Validity and Reliability

You should know by now that validity and reliability are two very important research terms. To assess validity in a study we are essentially asking if we are studying what we think we are studying? Are we measuring what we think we are and do our measures really represent the concepts that we think they do?

Reliability is achieved when a measure or study yields consistent scores or observations on different occasions and/or different locations (city to city for example).  Basically we're concerned with the consistency of the measures that are in use (Bryman, 2012).  A study and or measure must be reliable in order to be valid.

Some options for testing reliability include:

TEST-RETEST METHOD (STABILITY)

Where a study or measure obtains the same results at two different times.
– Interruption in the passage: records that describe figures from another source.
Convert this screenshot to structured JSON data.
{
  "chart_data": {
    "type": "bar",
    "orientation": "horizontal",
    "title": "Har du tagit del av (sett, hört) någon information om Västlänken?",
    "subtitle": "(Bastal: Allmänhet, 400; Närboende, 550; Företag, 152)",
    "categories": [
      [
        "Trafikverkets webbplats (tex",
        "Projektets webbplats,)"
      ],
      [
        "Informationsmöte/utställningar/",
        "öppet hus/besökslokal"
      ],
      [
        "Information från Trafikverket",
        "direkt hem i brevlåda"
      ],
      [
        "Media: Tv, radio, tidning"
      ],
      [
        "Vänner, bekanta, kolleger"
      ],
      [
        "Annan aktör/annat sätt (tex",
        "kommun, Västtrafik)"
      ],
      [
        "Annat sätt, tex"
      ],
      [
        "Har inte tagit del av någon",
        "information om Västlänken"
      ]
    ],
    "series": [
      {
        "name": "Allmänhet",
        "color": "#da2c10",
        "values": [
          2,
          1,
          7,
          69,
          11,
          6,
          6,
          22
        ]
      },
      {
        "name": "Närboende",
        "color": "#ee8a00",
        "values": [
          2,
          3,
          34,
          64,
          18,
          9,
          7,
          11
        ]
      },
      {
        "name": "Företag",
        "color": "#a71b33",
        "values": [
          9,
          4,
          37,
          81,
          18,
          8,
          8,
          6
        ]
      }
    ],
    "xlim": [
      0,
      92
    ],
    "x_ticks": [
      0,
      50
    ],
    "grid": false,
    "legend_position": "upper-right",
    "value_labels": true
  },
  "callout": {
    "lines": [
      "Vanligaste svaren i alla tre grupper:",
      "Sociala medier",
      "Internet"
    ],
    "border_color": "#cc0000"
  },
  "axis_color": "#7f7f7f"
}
INTER-ITEM (INTERNAL RELIABILITY)

When we use multiple items to measure a single concept.

ALTERNATE FORMS

Compare slightly different versions of measures.

INTER-OBSERVER CONSISTENCY

Use more than one observer to measure the same thing.

Validity refers to whether or not the test measures what we think it measures.  There are a number of ways to determine measurement validity including face validity, concurrent validity, predictive validity, construct validity and convergent validity (Bryman, 2012).  Face validity is what researchers need to establish within their work as this basically shows that you are "getting at the concept that is the focus of attention." (Bryman, 2012, p. 171). 

Conclusion

In this lesson, we moved into quantitative analysis which involves the techniques by which researchers convert data into a numerical form and subject it to statistical analyses. In the next lesson, we will start thinking about how we'll be working with our data.

References

Bachman, Robert and Russell K. Schutt. (2012). Fundamentals of Research in Criminology and Criminal Justice.  Thousand Oaks, California: Sage.

Bryman, Alan. (2012). Social Research Methods 4th ed. New York: Oxford University Press.